Romeo afirma que é necessário integração
entre os órgãos ambientais
(Foto: Girlene Medeiros/G1AM)
O Amazonas não está preparado para prevenir a malária. A afirmação é do chefe do Departamento de Vigilância Ambiental da Fundação Vigilância em Saúde (FVS), Romeo Rodrigues Sialho, após visitas do órgão aos municípios com maior incidência de casos da doença no Estado. A FVS aponta a subida do nível das águas como um dos fatores contribuintes para à proliferação da malária.


A partir da cheia dos rios, houve o aumento de 30% dos casos de malária no Amazonas e a FVS enviou equipes emitindo alerta para os municípios com casos detectados. A ideia é evitar que os números aumentassem gradualmente nas regiões mas, de acordo com a fundação, a fiscalização deve ser mais eficaz no sentido de prevenir a doença. O órgão tem obtido resultados satisfatórios, como a redução de 70% dos diagnósticos positivos desde 2007, mas outros fatores característicos do ambiente amazônico dificultam uma prevenção eficaz.
A cheia dos rios, que tem deixado 18 municípios em situação de emergência, é um dos itens que dificulta a ação do combate. De acordo com o chefe da FVS, o estado é vulnerável a ação da natureza. "Todo ano, nós temos enchentes. Deveríamos estar preparados, mas não estamos. A própria população, adaptou-se, de certa forma, a essa situação criando um modo de vida que diminuísse os efeitos das enchentes, mas nós estamos vulneráveis a isso", afirmou ao G1.
Segundo a FVS, aproximadamente 16 mil pessoas contraíram malária em  2012 e 30 municípios do estado registraram o aumento da doença. "É um aumento altamente considerável. A questão do nível das águas provoca alguns efeitos. Um deles é a migração das populações em que as pessoas são desalojadas do interior, se dirigem para as áreas urbanas ou para outros locais e se abrigam de forma precária, o que aumenta o risco", explicou Romeo.

Fiscalização e Integração 

Ainda de acordo com o chefe do Departamento de Vigilância Ambiental da FVS, Romeo Sialho, a fiscalização deve ser mais ativa para conter os altos índices. Segundo ele, é necessário uma integração maior entre os órgãos ambientais. "Um exemplo é a proliferação de tanques de piscicultura. O que acontece, muitas vezes, é que os projetos de implantação de tanques são iniciados e abandonados. Então, você fica com locais criadouros de mosquito", disse.

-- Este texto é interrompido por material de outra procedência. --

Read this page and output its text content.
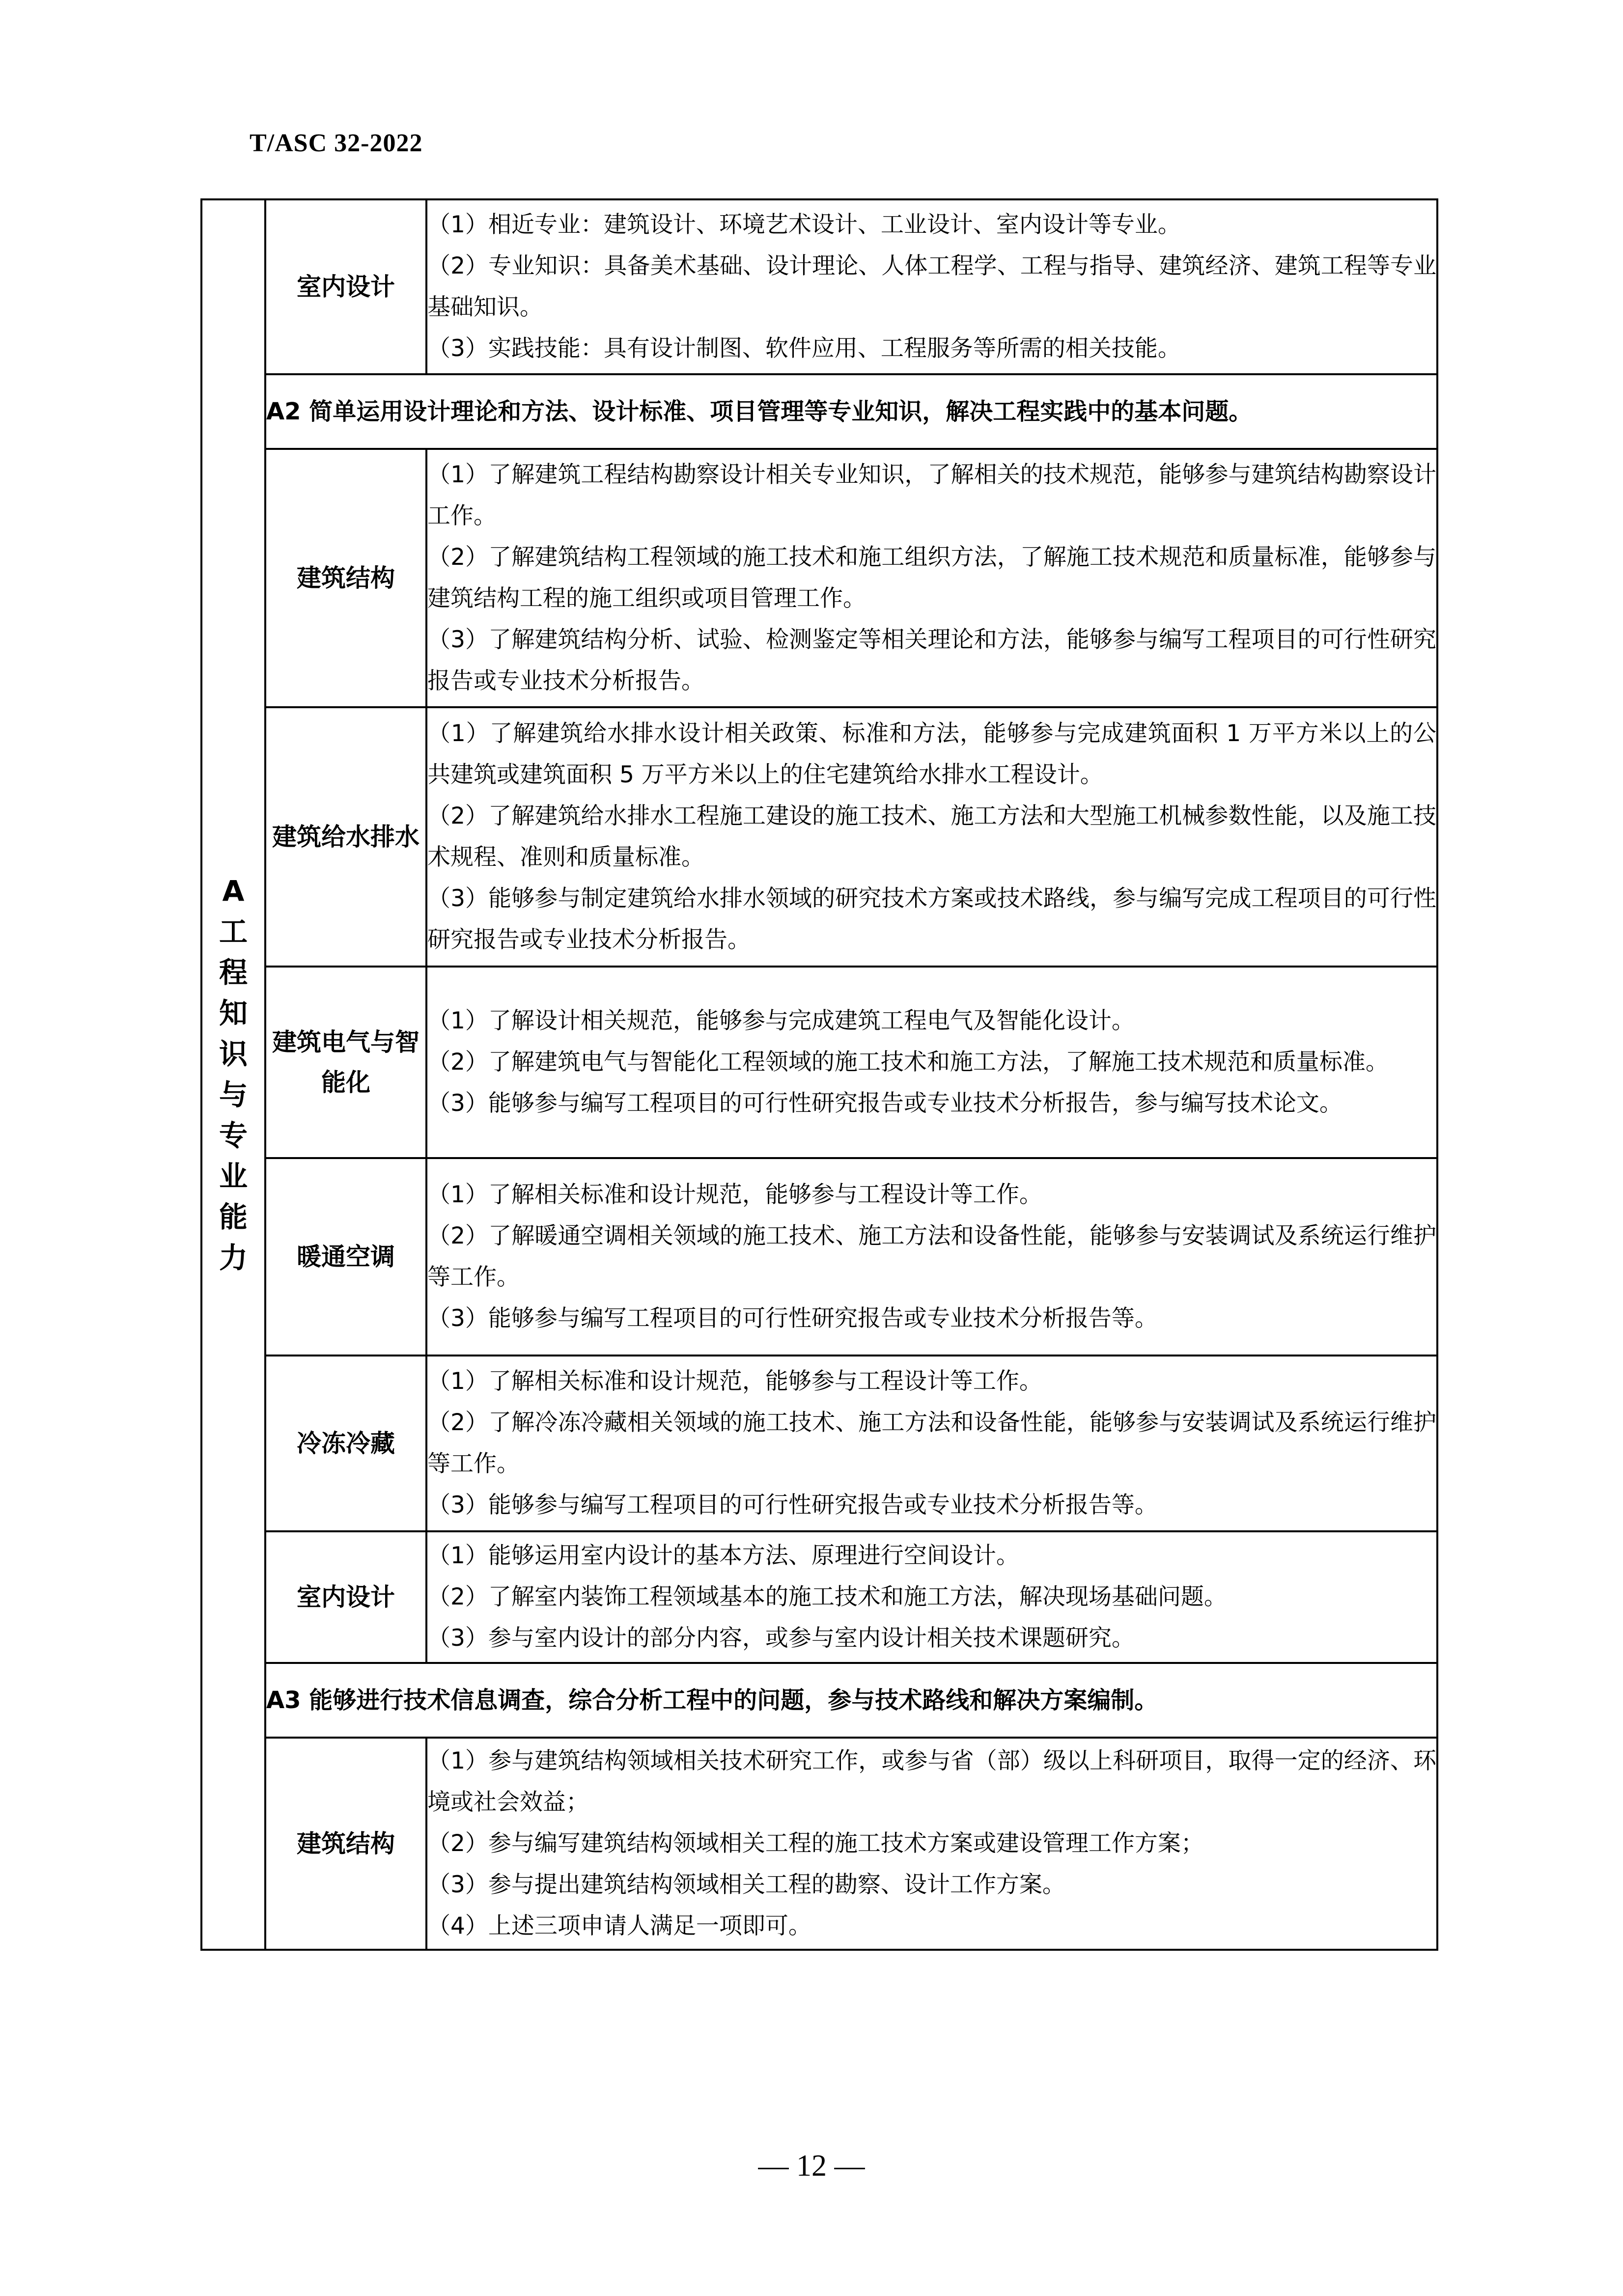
T/ASC 32-2022
A工程知识与专业能力	室内设计	（1）相近专业：建筑设计、环境艺术设计、工业设计、室内设计等专业。

（2）专业知识：具备美术基础、设计理论、人体工程学、工程与指导、建筑经济、建筑工程等专业基础知识。

（3）实践技能：具有设计制图、软件应用、工程服务等所需的相关技能。

	A2 简单运用设计理论和方法、设计标准、项目管理等专业知识，解决工程实践中的基本问题。	
	建筑结构	（1）了解建筑工程结构勘察设计相关专业知识，了解相关的技术规范，能够参与建筑结构勘察设计工作。

（2）了解建筑结构工程领域的施工技术和施工组织方法，了解施工技术规范和质量标准，能够参与建筑结构工程的施工组织或项目管理工作。

（3）了解建筑结构分析、试验、检测鉴定等相关理论和方法，能够参与编写工程项目的可行性研究报告或专业技术分析报告。

	建筑给水排水	（1）了解建筑给水排水设计相关政策、标准和方法，能够参与完成建筑面积 1 万平方米以上的公共建筑或建筑面积 5 万平方米以上的住宅建筑给水排水工程设计。

（2）了解建筑给水排水工程施工建设的施工技术、施工方法和大型施工机械参数性能，以及施工技术规程、准则和质量标准。

（3）能够参与制定建筑给水排水领域的研究技术方案或技术路线，参与编写完成工程项目的可行性研究报告或专业技术分析报告。

	建筑电气与智能化	（1）了解设计相关规范，能够参与完成建筑工程电气及智能化设计。

（2）了解建筑电气与智能化工程领域的施工技术和施工方法，了解施工技术规范和质量标准。

（3）能够参与编写工程项目的可行性研究报告或专业技术分析报告，参与编写技术论文。

	暖通空调	（1）了解相关标准和设计规范，能够参与工程设计等工作。

（2）了解暖通空调相关领域的施工技术、施工方法和设备性能，能够参与安装调试及系统运行维护等工作。

（3）能够参与编写工程项目的可行性研究报告或专业技术分析报告等。

	冷冻冷藏	（1）了解相关标准和设计规范，能够参与工程设计等工作。

（2）了解冷冻冷藏相关领域的施工技术、施工方法和设备性能，能够参与安装调试及系统运行维护等工作。

（3）能够参与编写工程项目的可行性研究报告或专业技术分析报告等。

	室内设计	（1）能够运用室内设计的基本方法、原理进行空间设计。

（2）了解室内装饰工程领域基本的施工技术和施工方法，解决现场基础问题。

（3）参与室内设计的部分内容，或参与室内设计相关技术课题研究。

	A3 能够进行技术信息调查，综合分析工程中的问题，参与技术路线和解决方案编制。	
	建筑结构	（1）参与建筑结构领域相关技术研究工作，或参与省（部）级以上科研项目，取得一定的经济、环境或社会效益；

（2）参与编写建筑结构领域相关工程的施工技术方案或建设管理工作方案；

（3）参与提出建筑结构领域相关工程的勘察、设计工作方案。

（4）上述三项申请人满足一项即可。

— 12 —
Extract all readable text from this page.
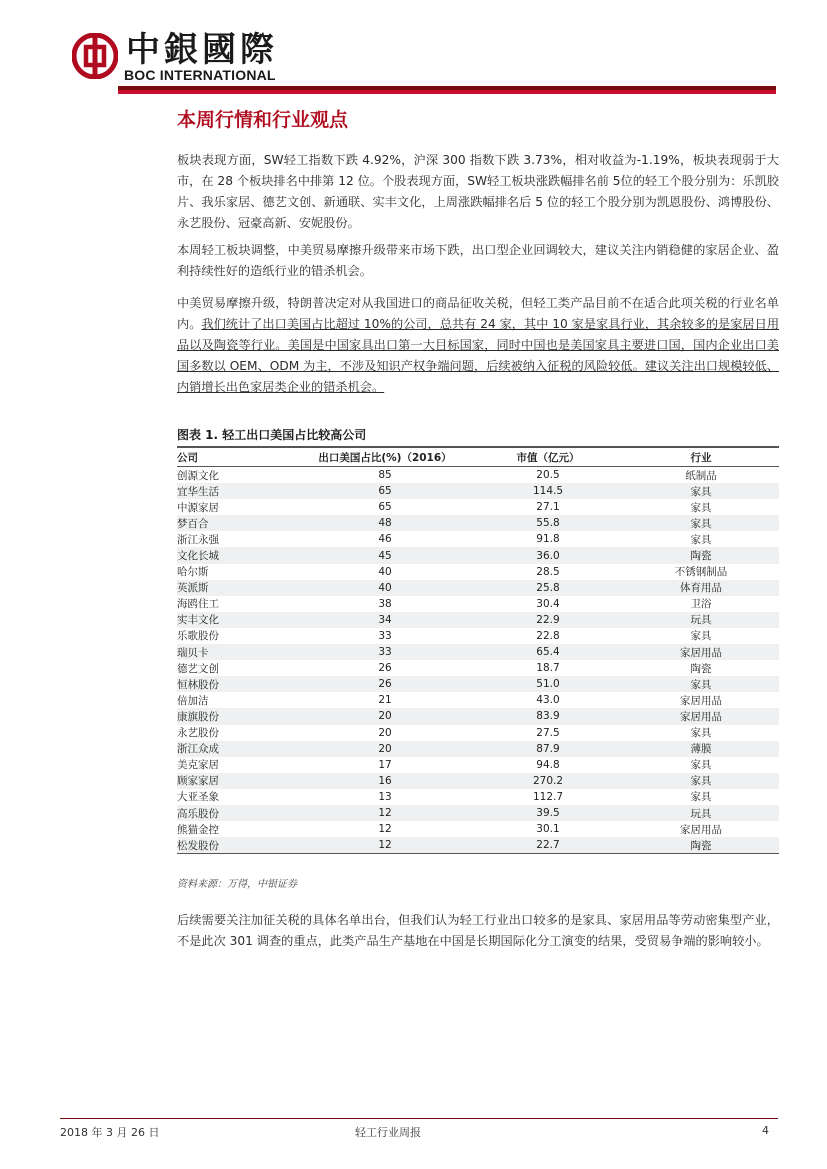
中銀國際
BOC INTERNATIONAL
本周行情和行业观点

板块表现方面，SW轻工指数下跌 4.92%，沪深 300 指数下跌 3.73%，相对收益为-1.19%，板块表现弱于大市，在 28 个板块排名中排第 12 位。个股表现方面，SW轻工板块涨跌幅排名前 5位的轻工个股分别为：乐凯胶片、我乐家居、德艺文创、新通联、实丰文化，上周涨跌幅排名后 5 位的轻工个股分别为凯恩股份、鸿博股份、永艺股份、冠豪高新、安妮股份。

本周轻工板块调整，中美贸易摩擦升级带来市场下跌，出口型企业回调较大，建议关注内销稳健的家居企业、盈利持续性好的造纸行业的错杀机会。

中美贸易摩擦升级，特朗普决定对从我国进口的商品征收关税，但轻工类产品目前不在适合此项关税的行业名单内。我们统计了出口美国占比超过 10%的公司，总共有 24 家，其中 10 家是家具行业，其余较多的是家居日用品以及陶瓷等行业。美国是中国家具出口第一大目标国家，同时中国也是美国家具主要进口国，国内企业出口美国多数以 OEM、ODM 为主，不涉及知识产权争端问题，后续被纳入征税的风险较低。建议关注出口规模较低、内销增长出色家居类企业的错杀机会。

图表 1. 轻工出口美国占比较高公司
公司	出口美国占比(%)（2016）	市值（亿元）	行业
创源文化	85	20.5	纸制品
宜华生活	65	114.5	家具
中源家居	65	27.1	家具
梦百合	48	55.8	家具
浙江永强	46	91.8	家具
文化长城	45	36.0	陶瓷
哈尔斯	40	28.5	不锈钢制品
英派斯	40	25.8	体育用品
海鸥住工	38	30.4	卫浴
实丰文化	34	22.9	玩具
乐歌股份	33	22.8	家具
瑞贝卡	33	65.4	家居用品
德艺文创	26	18.7	陶瓷
恒林股份	26	51.0	家具
倍加洁	21	43.0	家居用品
康旗股份	20	83.9	家居用品
永艺股份	20	27.5	家具
浙江众成	20	87.9	薄膜
美克家居	17	94.8	家具
顾家家居	16	270.2	家具
大亚圣象	13	112.7	家具
高乐股份	12	39.5	玩具
熊猫金控	12	30.1	家居用品
松发股份	12	22.7	陶瓷
资料来源：万得，中银证券

后续需要关注加征关税的具体名单出台，但我们认为轻工行业出口较多的是家具、家居用品等劳动密集型产业，不是此次 301 调查的重点，此类产品生产基地在中国是长期国际化分工演变的结果，受贸易争端的影响较小。

2018 年 3 月 26 日	轻工行业周报	4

Cidades também receberam microscópios
para ampliar a rede de diagnósticos
(Foto: Reprodução TV Amazonas)
Outras características da região também dificultam o trabalho do Estado na prevenção da malária, como a estrutura de moradias locais, segundo Romeo. "As casas do interior são apropriadas para o ambiente regional. O uso da madeira é uma adaptação ao clima local, mas as casas não possuem as características ideais para proteger quem vive naquelas residências", explicou o Sialho, "Diante dessa realidade, temos trabalhado muito com telas nas portas e janelas. Essas são ações que diminuem o risco mas não chega a eliminar porque a gente vive em um ambiente do mosquito".

A instalação de 500 mil mosqueteiros com inseticidas, exames de diagnóstico da patologia e ampliação da rede de laboratórios específicos para tratar pacientes são as principais ações da FVS para evitar o crescimento da doença.